Prawns with Mango and Orange Salad
1.
Material: Frozen tiger prawns.
2.
Thai mango.
3.
Salad dressing
4.
broccoli
5.
Fried crispy powder
6.
Fresh oranges
7.
After the tiger prawns are thawed, clean them, remove the intestines, and leave the tail shells. Add salt, wine, and black pepper to marinate for a while.
8.
Pour out a little fried crispy powder into a small bowl and boil it with water.
9.
Put the marinated prawns into the boiling deep-fried paste, and coat the whole body of the prawns with the paste.
10.
Put the wrapped shrimp in a hot oil pan and fry until golden brown. Drain the oil.
11.
Remove the shells of the other prawns and put them in for boiling, then mix well with salad dressing.
12.
Cut the mango back and forth, cut each piece lengthwise and horizontally a few times, and then look up from the back to form an arc.
13.
Squeeze out the orange juice from the oranges, add soy flour, mix well and boil it into orange juice.
14.
Lanxi flowers are cooked with boiling water, salt and cooking oil.
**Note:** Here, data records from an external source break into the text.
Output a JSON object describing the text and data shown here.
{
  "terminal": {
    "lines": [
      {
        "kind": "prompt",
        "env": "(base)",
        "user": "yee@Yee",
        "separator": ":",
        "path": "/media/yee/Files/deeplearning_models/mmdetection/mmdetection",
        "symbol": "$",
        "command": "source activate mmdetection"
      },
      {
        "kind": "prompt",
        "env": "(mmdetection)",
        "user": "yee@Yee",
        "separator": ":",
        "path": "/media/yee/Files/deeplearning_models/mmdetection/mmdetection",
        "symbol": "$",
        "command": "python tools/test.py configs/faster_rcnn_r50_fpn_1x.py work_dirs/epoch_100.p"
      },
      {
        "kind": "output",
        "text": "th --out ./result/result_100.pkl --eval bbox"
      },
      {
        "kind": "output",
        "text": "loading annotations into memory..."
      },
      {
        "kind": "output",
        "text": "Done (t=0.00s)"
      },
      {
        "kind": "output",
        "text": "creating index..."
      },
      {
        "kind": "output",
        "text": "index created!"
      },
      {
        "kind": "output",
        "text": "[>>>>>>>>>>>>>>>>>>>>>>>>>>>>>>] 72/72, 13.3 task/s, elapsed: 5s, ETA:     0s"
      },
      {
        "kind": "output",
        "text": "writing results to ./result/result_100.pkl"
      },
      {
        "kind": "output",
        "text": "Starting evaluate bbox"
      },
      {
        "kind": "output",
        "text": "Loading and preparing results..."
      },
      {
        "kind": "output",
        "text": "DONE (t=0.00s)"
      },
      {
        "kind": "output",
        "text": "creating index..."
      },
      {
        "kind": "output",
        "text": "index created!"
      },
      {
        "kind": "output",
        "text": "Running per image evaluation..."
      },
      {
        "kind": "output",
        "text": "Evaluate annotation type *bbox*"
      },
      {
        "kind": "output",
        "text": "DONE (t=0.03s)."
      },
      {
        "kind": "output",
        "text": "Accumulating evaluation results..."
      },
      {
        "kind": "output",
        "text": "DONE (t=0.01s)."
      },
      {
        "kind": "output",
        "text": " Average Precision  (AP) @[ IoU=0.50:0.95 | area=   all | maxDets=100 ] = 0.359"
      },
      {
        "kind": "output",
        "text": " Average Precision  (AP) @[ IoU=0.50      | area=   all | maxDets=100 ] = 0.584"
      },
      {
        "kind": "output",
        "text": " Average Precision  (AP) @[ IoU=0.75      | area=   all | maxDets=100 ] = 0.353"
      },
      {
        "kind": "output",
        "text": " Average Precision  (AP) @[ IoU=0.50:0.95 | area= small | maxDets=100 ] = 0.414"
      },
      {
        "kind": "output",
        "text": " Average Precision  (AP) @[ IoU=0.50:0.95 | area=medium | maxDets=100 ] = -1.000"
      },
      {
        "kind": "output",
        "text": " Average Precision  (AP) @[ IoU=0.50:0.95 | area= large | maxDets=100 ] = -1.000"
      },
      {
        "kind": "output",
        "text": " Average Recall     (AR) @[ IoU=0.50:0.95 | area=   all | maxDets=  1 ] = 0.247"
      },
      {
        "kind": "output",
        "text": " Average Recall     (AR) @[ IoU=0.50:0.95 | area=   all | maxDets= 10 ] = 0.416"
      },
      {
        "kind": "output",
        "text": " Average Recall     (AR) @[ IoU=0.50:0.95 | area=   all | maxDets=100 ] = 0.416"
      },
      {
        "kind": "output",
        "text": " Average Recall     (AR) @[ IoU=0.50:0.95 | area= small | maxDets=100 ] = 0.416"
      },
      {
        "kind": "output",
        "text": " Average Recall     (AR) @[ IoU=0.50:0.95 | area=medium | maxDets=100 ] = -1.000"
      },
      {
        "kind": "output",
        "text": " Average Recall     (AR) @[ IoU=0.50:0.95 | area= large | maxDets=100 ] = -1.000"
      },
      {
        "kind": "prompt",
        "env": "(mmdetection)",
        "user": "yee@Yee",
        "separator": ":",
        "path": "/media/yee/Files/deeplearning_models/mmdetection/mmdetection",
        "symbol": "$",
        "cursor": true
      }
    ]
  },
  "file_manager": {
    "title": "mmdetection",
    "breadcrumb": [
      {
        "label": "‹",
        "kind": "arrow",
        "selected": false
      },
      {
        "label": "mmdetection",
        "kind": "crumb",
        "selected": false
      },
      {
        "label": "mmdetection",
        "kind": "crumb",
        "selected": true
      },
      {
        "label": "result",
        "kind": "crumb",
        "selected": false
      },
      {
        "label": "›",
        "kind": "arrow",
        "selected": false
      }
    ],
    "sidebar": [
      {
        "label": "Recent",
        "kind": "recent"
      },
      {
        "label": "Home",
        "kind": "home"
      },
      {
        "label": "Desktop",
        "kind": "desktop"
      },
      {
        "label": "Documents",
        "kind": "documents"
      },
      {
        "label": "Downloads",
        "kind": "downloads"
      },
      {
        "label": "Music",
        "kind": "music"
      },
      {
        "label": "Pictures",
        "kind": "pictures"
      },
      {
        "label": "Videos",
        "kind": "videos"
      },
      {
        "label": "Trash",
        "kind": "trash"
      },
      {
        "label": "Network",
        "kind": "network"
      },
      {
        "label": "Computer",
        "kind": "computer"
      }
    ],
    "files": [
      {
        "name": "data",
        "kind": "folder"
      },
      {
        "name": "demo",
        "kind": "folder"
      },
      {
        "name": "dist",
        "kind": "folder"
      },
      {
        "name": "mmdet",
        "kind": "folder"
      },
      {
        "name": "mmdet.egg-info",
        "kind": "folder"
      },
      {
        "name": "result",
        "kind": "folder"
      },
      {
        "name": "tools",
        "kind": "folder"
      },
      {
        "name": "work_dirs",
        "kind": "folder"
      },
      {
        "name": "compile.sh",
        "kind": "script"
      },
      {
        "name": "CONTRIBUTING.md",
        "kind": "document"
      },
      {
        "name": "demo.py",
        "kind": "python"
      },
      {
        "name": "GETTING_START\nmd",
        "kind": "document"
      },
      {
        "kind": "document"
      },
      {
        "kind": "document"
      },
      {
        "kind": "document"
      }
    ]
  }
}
Remove and drain the water.
15.
After the above procedures are completed, you can set the plate. (As shown in the picture) Finally, pour the orange juice on the fried shrimp. (If you are eating right away, you can do this. If you are waiting for customers, it is best to eat with dipping, so as to keep the fried shrimp fresh and crisp)
Tips:
Tips:
If you don’t eat it right away, it’s best not to pour the orange juice on the fried shrimp in a hurry, because the skin of the fried shrimp will not be crispy as time goes by, which will affect the taste and appearance. (Today I just poured the orange juice on the gorgon prematurely, and I was busy taking pictures, so the surface of the fried shrimp does not seem to be crispy.)